Even if there had been more desire to ignite insurgencies, ideological fuel was generally lacking. Most people have always been attached to their homes, but until modern times their primary allegiance was to the family, clan, or tribe, not to the state. Often the rulers of indigenous states were resented as much as Europeans, if not more so, especially by those who belonged to a different tribe or sect. Nationalism was an eighteenth-century European invention that by the nineteenth century had not spread much beyond European settler colonies in the Americas. That helps to explain why most of those colonies achieved independence. The rest of the world lost its independence as much because of a lack of national feeling as because of a lack of modern weapons. The brittle kingdoms of what came to be known as the Third World were wont to collapse after their armies had been defeated on the battlefield. There was seldom prolonged resistance of the kind that occurred in Spain after Napoleon’s initial victories.
A partial exception was to be found in Islamic countries where the people were bound together by ties of religion as well as tribe. Some Muslim states also made the mistake of fighting Europeans head-on. The most notorious example was the Battle of Omdurman in 1898 when thousands of Sudanese “dervishes” charged straight at the British lines in broad daylight only to be mown down by machine-gun, artillery, and rifle fire. But other jihadists were clever enough to avoid the full fury of Western firepower. Chechens, Pashtuns, and Moroccans, among others, would wage protracted insurgencies against European occupiers in the nineteenth century.

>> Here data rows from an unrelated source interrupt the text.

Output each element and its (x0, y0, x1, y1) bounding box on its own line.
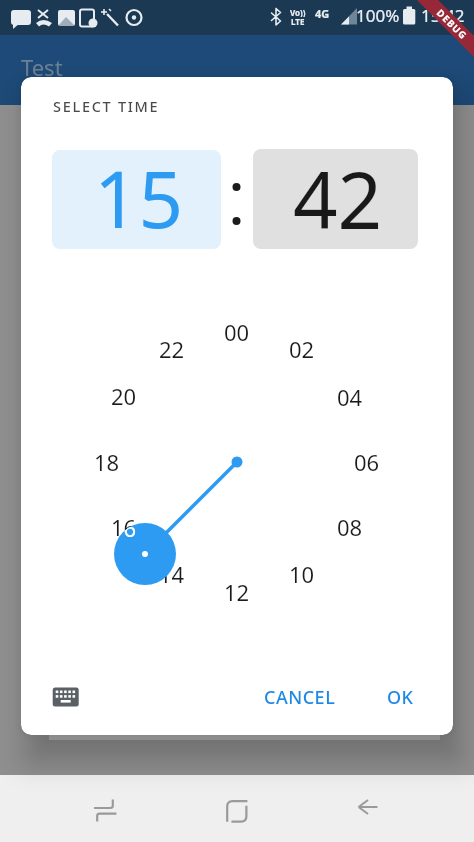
staticText: SELECT TIME (53, 96, 160, 116)
button[interactable]: 42 (253, 149, 418, 249)
staticText: 08 (337, 512, 363, 538)
staticText: 06 (354, 447, 380, 473)
staticText: DEBUG (434, 6, 470, 43)
staticText: 10 (289, 559, 315, 585)
button[interactable] (80, 779, 134, 833)
staticText: 100% (356, 4, 400, 26)
staticText: 02 (289, 334, 315, 360)
button[interactable]: 15 (52, 150, 221, 249)
button[interactable]: CANCEL (252, 679, 348, 715)
button[interactable] (210, 779, 264, 833)
staticText: 22 (159, 334, 185, 360)
staticText: 04 (337, 382, 363, 408)
staticText: 16 (114, 523, 137, 537)
staticText: 00 (224, 317, 250, 343)
staticText: OK (387, 685, 414, 710)
staticText: 14 (159, 559, 185, 585)
staticText: 15 (94, 150, 184, 244)
staticText: 12 (224, 577, 250, 603)
staticText: 15:42 (421, 4, 465, 26)
staticText: 16 (111, 512, 137, 538)
staticText: CANCEL (264, 685, 336, 710)
staticText: 20 (111, 381, 137, 407)
button[interactable]: OK (374, 679, 426, 715)
staticText: Test (21, 52, 63, 82)
staticText: 4G (315, 6, 330, 20)
staticText: Vo)) (290, 7, 306, 17)
staticText: 18 (94, 447, 120, 473)
staticText: LTE (291, 16, 305, 26)
button[interactable] (45, 679, 87, 715)
button[interactable] (341, 779, 395, 833)
staticText: 42 (293, 149, 383, 246)
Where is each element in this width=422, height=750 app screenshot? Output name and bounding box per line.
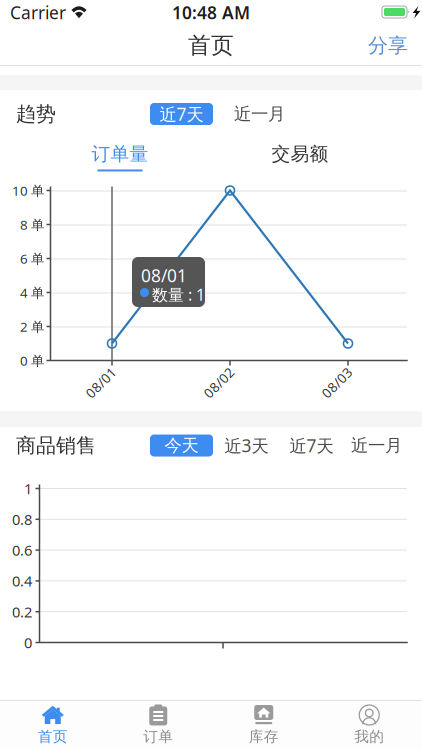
button[interactable]: 首页 (0, 700, 106, 750)
staticText: 0 单 (20, 352, 44, 369)
staticText: 10 单 (12, 182, 44, 199)
staticText: 近7天 (290, 434, 334, 457)
button[interactable]: 库存 (211, 700, 316, 750)
button[interactable]: 订单量 (70, 140, 170, 174)
staticText: 0.4 (12, 571, 32, 591)
button[interactable]: 分享 (354, 23, 422, 68)
staticText: 08/03 (318, 374, 356, 391)
button[interactable]: 我的 (316, 700, 422, 750)
staticText: 2 单 (20, 318, 44, 335)
staticText: 订单量 (92, 142, 148, 165)
staticText: 趋势 (16, 102, 56, 126)
staticText: 今天 (164, 435, 198, 456)
staticText: 首页 (38, 728, 68, 746)
button[interactable]: 近一月 (345, 434, 408, 456)
staticText: 数量 : 1 (152, 284, 205, 305)
staticText: Carrier (10, 1, 66, 24)
staticText: 0.6 (12, 540, 32, 560)
staticText: 1 (24, 479, 32, 498)
button[interactable]: 近一月 (228, 103, 291, 125)
button[interactable]: 今天 (150, 434, 213, 456)
button[interactable]: 订单 (106, 700, 211, 750)
staticText: 8 单 (20, 216, 44, 233)
staticText: 订单 (143, 728, 173, 746)
staticText: 6 单 (20, 250, 44, 267)
staticText: 08/02 (200, 374, 238, 391)
staticText: 0 (24, 633, 32, 652)
staticText: 交易额 (272, 142, 328, 165)
staticText: 近3天 (224, 434, 268, 457)
staticText: 近7天 (160, 102, 204, 126)
staticText: 近一月 (234, 103, 285, 125)
button[interactable]: 交易额 (250, 140, 350, 174)
button[interactable]: 近3天 (215, 434, 278, 456)
staticText: 08/01 (141, 264, 187, 287)
staticText: 首页 (188, 32, 234, 59)
button[interactable]: 近7天 (150, 103, 213, 125)
staticText: 库存 (249, 728, 279, 746)
staticText: 10:48 AM (172, 1, 250, 24)
staticText: 我的 (354, 728, 384, 746)
staticText: 0.8 (12, 510, 32, 529)
staticText: 4 单 (20, 284, 44, 301)
staticText: 08/01 (82, 374, 120, 391)
staticText: 分享 (368, 33, 408, 58)
button[interactable]: 近7天 (280, 434, 343, 456)
staticText: 0.2 (12, 602, 32, 622)
staticText: 商品销售 (16, 433, 96, 458)
staticText: 近一月 (351, 435, 402, 456)
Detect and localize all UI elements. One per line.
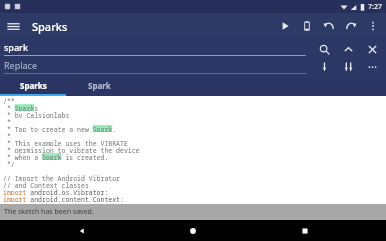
staticText: * [3, 132, 11, 139]
button[interactable]: Home [163, 220, 223, 241]
staticText: * Sparks [3, 104, 39, 111]
button[interactable]: Recent apps [275, 220, 335, 241]
staticText: * Tap to create a new Spark. [3, 125, 117, 132]
button[interactable]: Find [312, 40, 336, 58]
button[interactable]: Sparks [0, 76, 66, 96]
button[interactable]: Find previous [336, 40, 360, 58]
staticText: /** [3, 97, 15, 104]
staticText: The sketch has been saved. [4, 207, 94, 217]
staticText: * This example uses the VIBRATE [3, 139, 128, 146]
button[interactable]: Search options [360, 58, 384, 74]
button[interactable]: Redo [340, 13, 362, 39]
staticText: * when a Spark is created. [3, 153, 109, 160]
staticText: // and Context classes [3, 181, 89, 188]
staticText: import android.content.Context; [3, 195, 124, 202]
button[interactable]: More options [362, 13, 384, 39]
button[interactable]: Select device [296, 13, 318, 39]
button[interactable]: Replace [312, 58, 336, 74]
button[interactable]: Undo [318, 13, 340, 39]
staticText: Spark [88, 80, 111, 91]
staticText: Sparks [20, 80, 47, 91]
staticText: 7:27 [368, 2, 382, 12]
button[interactable]: Run [274, 13, 296, 39]
button[interactable]: Spark [66, 76, 132, 96]
staticText: Replace [4, 59, 37, 71]
staticText: * by Calsignlabs [3, 111, 70, 118]
button[interactable]: Close search [360, 40, 384, 58]
staticText: import android.os.Vibrator; [3, 188, 109, 195]
staticText: Sparks [32, 19, 68, 34]
staticText: spark [4, 41, 28, 53]
button[interactable]: Open navigation drawer [0, 13, 26, 39]
staticText: * [3, 118, 11, 125]
staticText: // Import the Android Vibrator [3, 174, 121, 181]
staticText: * permission to vibrate the device [3, 146, 140, 153]
button[interactable]: Replace all [336, 58, 360, 74]
staticText: */ [3, 160, 15, 167]
button[interactable]: Back [52, 220, 112, 241]
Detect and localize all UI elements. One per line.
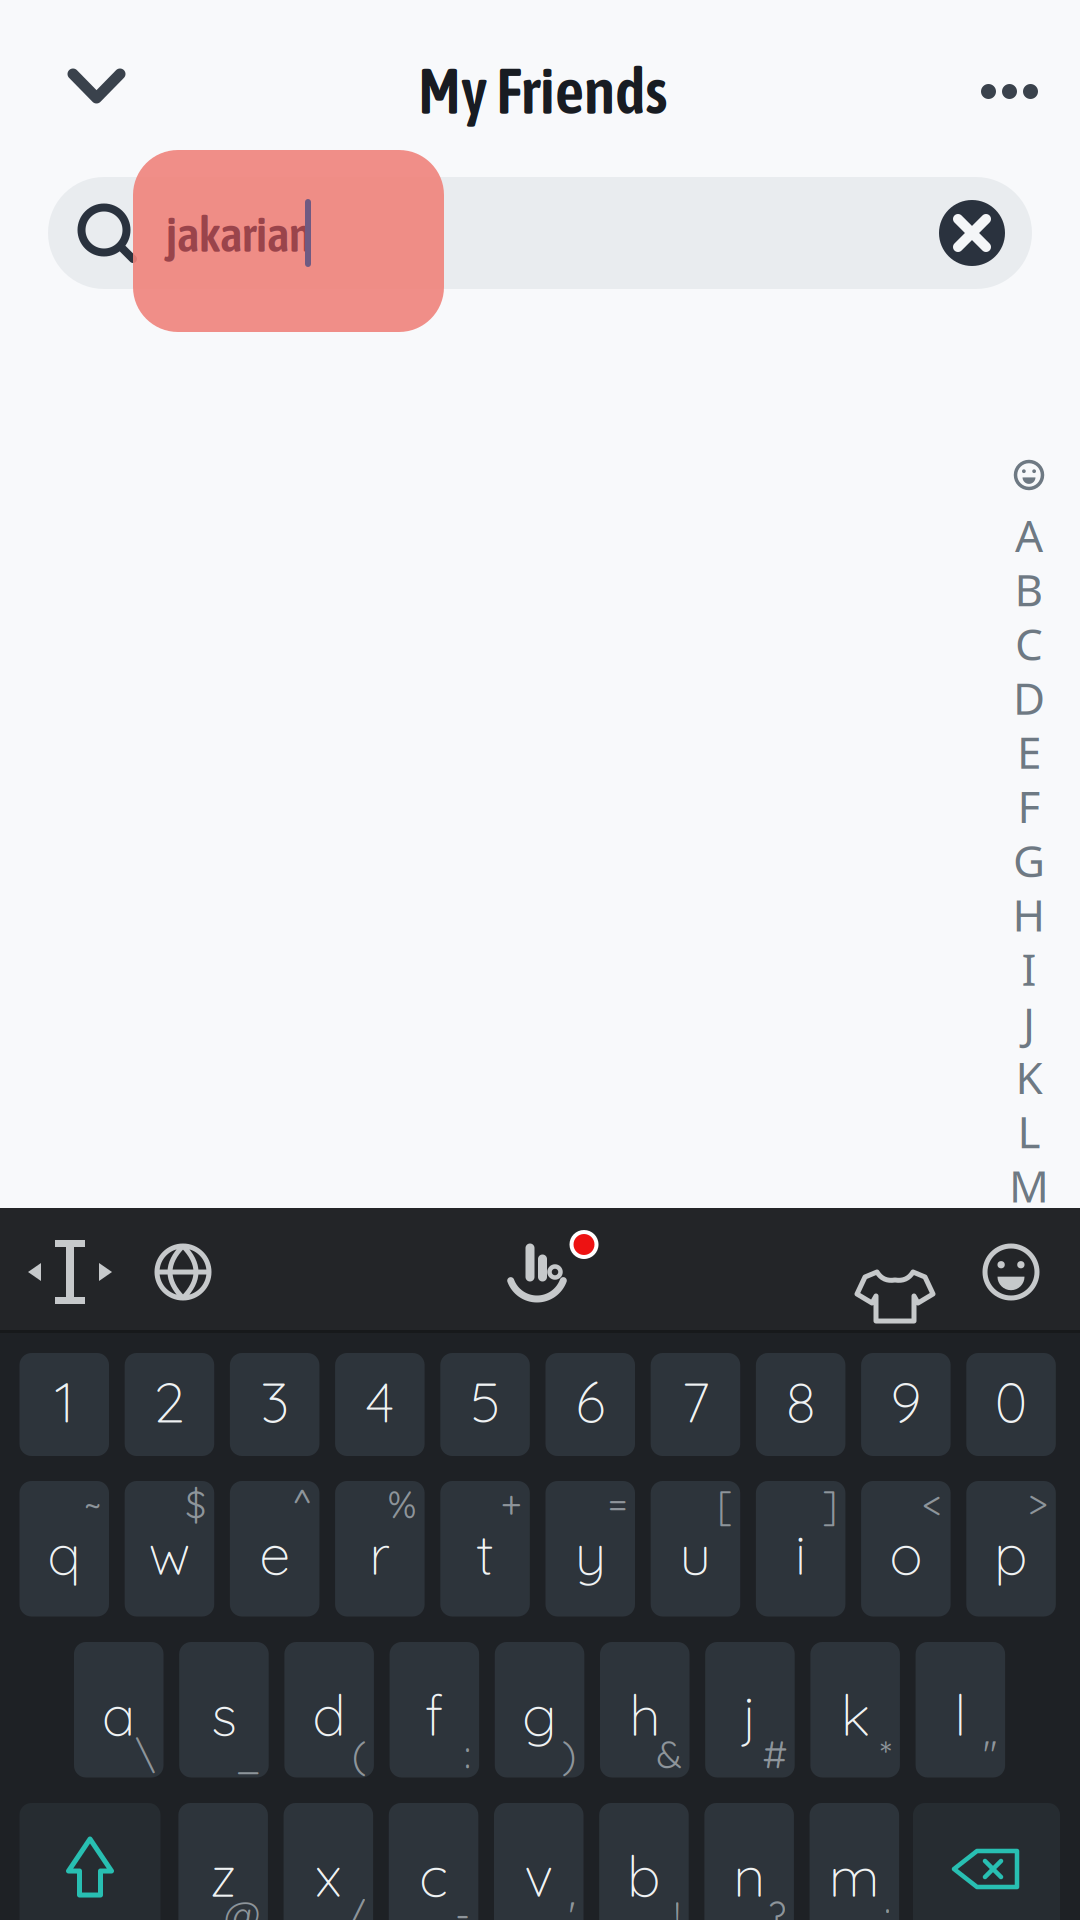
button[interactable]: %	[335, 1481, 425, 1616]
button[interactable]: 3	[230, 1353, 319, 1456]
button[interactable]: <	[861, 1481, 951, 1616]
button[interactable]: @	[178, 1803, 268, 1920]
button[interactable]: D	[999, 673, 1059, 723]
button[interactable]: 6	[546, 1353, 635, 1456]
staticText: j	[742, 1680, 758, 1750]
staticText: v	[524, 1841, 553, 1911]
staticText: 9	[890, 1366, 921, 1436]
button[interactable]: H	[999, 889, 1059, 939]
button[interactable]: M	[999, 1160, 1059, 1210]
button[interactable]: -	[389, 1803, 478, 1920]
button[interactable]	[939, 200, 1005, 266]
button[interactable]: :	[810, 1803, 899, 1920]
button[interactable]: /	[284, 1803, 373, 1920]
staticText: E	[1017, 723, 1041, 781]
staticText: ~	[84, 1481, 101, 1528]
button[interactable]: '	[494, 1803, 584, 1920]
staticText: *	[880, 1731, 892, 1778]
button[interactable]: L	[999, 1106, 1059, 1156]
button[interactable]	[913, 1803, 1060, 1920]
staticText: B	[1014, 560, 1044, 618]
button[interactable]	[20, 1803, 160, 1920]
staticText: 7	[682, 1366, 710, 1436]
staticText: ]	[822, 1481, 837, 1528]
staticText: r	[369, 1519, 390, 1589]
button[interactable]: ?	[704, 1803, 794, 1920]
staticText: "	[983, 1731, 997, 1778]
staticText: s	[211, 1680, 237, 1750]
button[interactable]: >	[966, 1481, 1056, 1616]
button[interactable]: 7	[651, 1353, 740, 1456]
staticText: 1	[54, 1366, 74, 1436]
button[interactable]: (	[284, 1642, 374, 1778]
button[interactable]: :	[390, 1642, 479, 1778]
staticText: /	[346, 1892, 365, 1920]
staticText: %	[388, 1481, 417, 1528]
button[interactable]: G	[999, 835, 1059, 885]
staticText: A	[1015, 506, 1043, 564]
staticText: I	[1022, 939, 1036, 998]
button[interactable]	[153, 1208, 213, 1333]
button[interactable]	[954, 78, 1017, 99]
button[interactable]	[48, 177, 1032, 289]
button[interactable]: =	[546, 1481, 635, 1616]
button[interactable]: &	[600, 1642, 690, 1778]
button[interactable]: 0	[966, 1353, 1056, 1456]
button[interactable]: 1	[20, 1353, 109, 1456]
button[interactable]: [	[651, 1481, 740, 1616]
button[interactable]	[59, 65, 134, 107]
button[interactable]: B	[999, 564, 1059, 614]
staticText: C	[1015, 614, 1043, 673]
staticText: 4	[366, 1366, 394, 1436]
staticText: $	[185, 1481, 206, 1528]
button[interactable]: F	[999, 781, 1059, 831]
staticText: ^	[292, 1481, 311, 1528]
button[interactable]: \	[74, 1642, 164, 1778]
button[interactable]: 5	[440, 1353, 530, 1456]
button[interactable]: ]	[756, 1481, 845, 1616]
button[interactable]: +	[440, 1481, 530, 1616]
staticText: @	[224, 1892, 260, 1920]
button[interactable]: ~	[20, 1481, 109, 1616]
button[interactable]: K	[999, 1052, 1059, 1102]
staticText: f	[425, 1680, 444, 1750]
button[interactable]: I	[999, 944, 1059, 994]
staticText: w	[148, 1519, 190, 1589]
staticText: q	[47, 1519, 81, 1589]
staticText: >	[1028, 1481, 1048, 1528]
button[interactable]	[28, 1208, 112, 1333]
button[interactable]: 4	[335, 1353, 425, 1456]
staticText: 0	[995, 1366, 1028, 1436]
staticText: +	[501, 1481, 522, 1528]
button[interactable]: *	[810, 1642, 900, 1778]
button[interactable]: A	[999, 510, 1059, 560]
staticText: o	[889, 1519, 922, 1589]
staticText: p	[994, 1519, 1028, 1589]
staticText: H	[1012, 885, 1046, 944]
staticText: t	[476, 1519, 494, 1589]
staticText: y	[575, 1519, 606, 1589]
button[interactable]	[999, 445, 1059, 505]
button[interactable]: !	[599, 1803, 689, 1920]
button[interactable]	[857, 1208, 933, 1333]
staticText: g	[522, 1680, 557, 1750]
staticText: <	[923, 1481, 943, 1528]
staticText: J	[1023, 994, 1035, 1052]
button[interactable]	[485, 1208, 605, 1333]
button[interactable]: "	[916, 1642, 1005, 1778]
button[interactable]: #	[705, 1642, 795, 1778]
button[interactable]: 2	[125, 1353, 214, 1456]
staticText: -	[455, 1892, 470, 1920]
button[interactable]: ^	[230, 1481, 319, 1616]
button[interactable]: 9	[861, 1353, 951, 1456]
button[interactable]: J	[999, 998, 1059, 1048]
staticText: M	[1009, 1156, 1049, 1215]
button[interactable]: )	[495, 1642, 584, 1778]
button[interactable]	[979, 1208, 1043, 1333]
button[interactable]: 8	[756, 1353, 845, 1456]
button[interactable]: C	[999, 618, 1059, 668]
staticText: _	[236, 1731, 261, 1778]
button[interactable]: $	[125, 1481, 214, 1616]
button[interactable]: E	[999, 727, 1059, 777]
button[interactable]: _	[179, 1642, 269, 1778]
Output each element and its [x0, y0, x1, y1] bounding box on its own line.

Some non-Muslim peoples, notably the Filipinos and Boers, would also inflict serious damage on colonial powers. While painful for the Americans and the British, however, the uprisings in the Philippines and South Africa at the turn of the twentieth century were also relatively brief. Not so the wars of the North American Indians. They would display both the potential and the limitations of guerrilla tactics during a resistance to white rule that lasted almost three centuries.